Sensation du dernier Festival de Cannes (beaucoup voyait en lui la Palme d'or), le nouveau film de Mohammad Rasoulof est remarquable.
Comme souvent dans les films iraniens, le scénario est un bijou de thriller psychologique. Nous entrons dans une famille de la classe moyenne : le père est juge (donc proche du régime), les filles sont des jeunes de leur temps, adeptes des réseaux sociaux, et la mère essaye de ménager les bonnes relations entre tous. Les choses se gâtent quand l'arme du juge disparaît mystérieusement, alors qu'une amie de l'ainée des filles est blessée lors d'une manifestation.
Sur cette base solide, Rasoulof déploie une intrigue qui tient en haleine le spectateur durant toute la durée du film (2h46 tout de même). Les graines du figuier sauvage est donc successivement (et parfois alternativement) un drame social, une chronique familiale, un huis-clos oppressant, un suspens psychologique, un thriller horrifique et un western.
Il y a quelque chose de réellement fascinant dans le contraste entre l'extrême qualité du film (la direction d'acteurs exceptionnelle, l'écriture imparable, la mise en scène d'une efficacité rare) et les conditions précaires dans lequel il a été tourné : une clandestinité complète, Rasoulof étant lui-même souvent absent du lieu de tournage, et des moyens ridiculement faibles.
On ne peut que frissonner d'admiration devant le talent d'un homme qui parvient à un tel niveau de maîtrise dans l'exercice de son art, alors que sa liberté est menacée par un des pires régimes de la planète.

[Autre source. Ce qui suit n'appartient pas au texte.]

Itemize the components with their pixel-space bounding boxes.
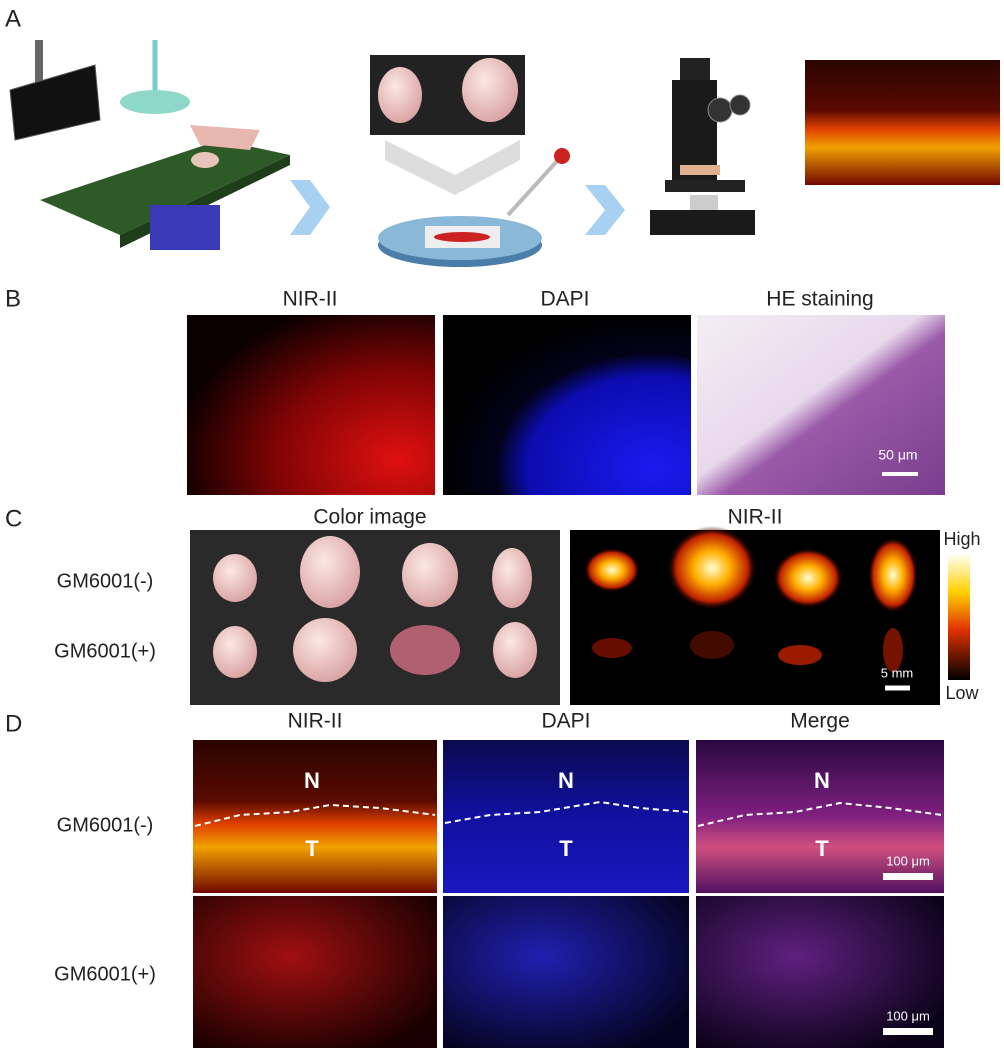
scale-bar [883,1028,933,1035]
scale-bar-label: 100 μm [886,1008,930,1023]
nir-image [193,896,437,1048]
colorbar [948,555,970,680]
panel-label: B [5,285,21,312]
scale-bar-label: 100 μm [886,853,930,868]
normal-region-label: N [304,768,320,793]
scale-bar-label: 5 mm [881,665,914,680]
row-label: GM6001(-) [57,570,154,592]
colorbar-low-label: Low [945,683,979,703]
workflow-illustration [9,40,1000,267]
column-title: Merge [790,710,850,733]
column-title: DAPI [541,710,590,733]
scale-bar-label: 50 μm [878,447,917,463]
dapi-image [443,315,691,495]
normal-region-label: N [558,768,574,793]
column-title: NIR-II [283,288,338,311]
tumor-region-label: T [305,836,319,861]
tumor-region-label: T [559,836,573,861]
row-label: GM6001(-) [57,814,154,836]
he-image [697,315,945,495]
merge-image [696,740,944,893]
nir-image [187,315,435,495]
merge-image [696,896,944,1048]
tumor-photos [213,536,537,682]
nir-signals [584,526,918,672]
row-label: GM6001(+) [54,640,156,662]
tumor-region-label: T [815,836,829,861]
column-title: DAPI [540,288,589,311]
column-title: Color image [313,506,426,529]
normal-region-label: N [814,768,830,793]
panel-label: A [5,5,21,32]
panel-label: C [5,505,22,532]
column-title: HE staining [766,288,873,311]
boundary-line [194,800,943,827]
colorbar-high-label: High [943,529,980,549]
dapi-image [443,896,689,1048]
dapi-image [443,740,689,893]
column-title: NIR-II [728,506,783,529]
nir-image [193,740,437,893]
row-label: GM6001(+) [54,963,156,985]
scale-bar [883,873,933,880]
panel-label: D [5,710,22,737]
column-title: NIR-II [288,710,343,733]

Le film, qui brille par sa capacité à nous égarer, culmine dans une scène d'anthologie, véritable pivot du film, qui restera longtemps dans le coeur de chacun des spectateurs. Cette scène d'interrogatoire fait basculer les personnages dans une nouvelle histoire, et donne au film une tonalité encore plus grave.
Bien au-delà d'une oeuvre didactique en hommage au mouvement Femme Vie Liberté (ce que le film est tout de même, mais indirectement), Les graines du figuier sauvage est un véritable chef d'oeuvre, déstabilisant et émouvant, qui culmine dans un final d'anthologie.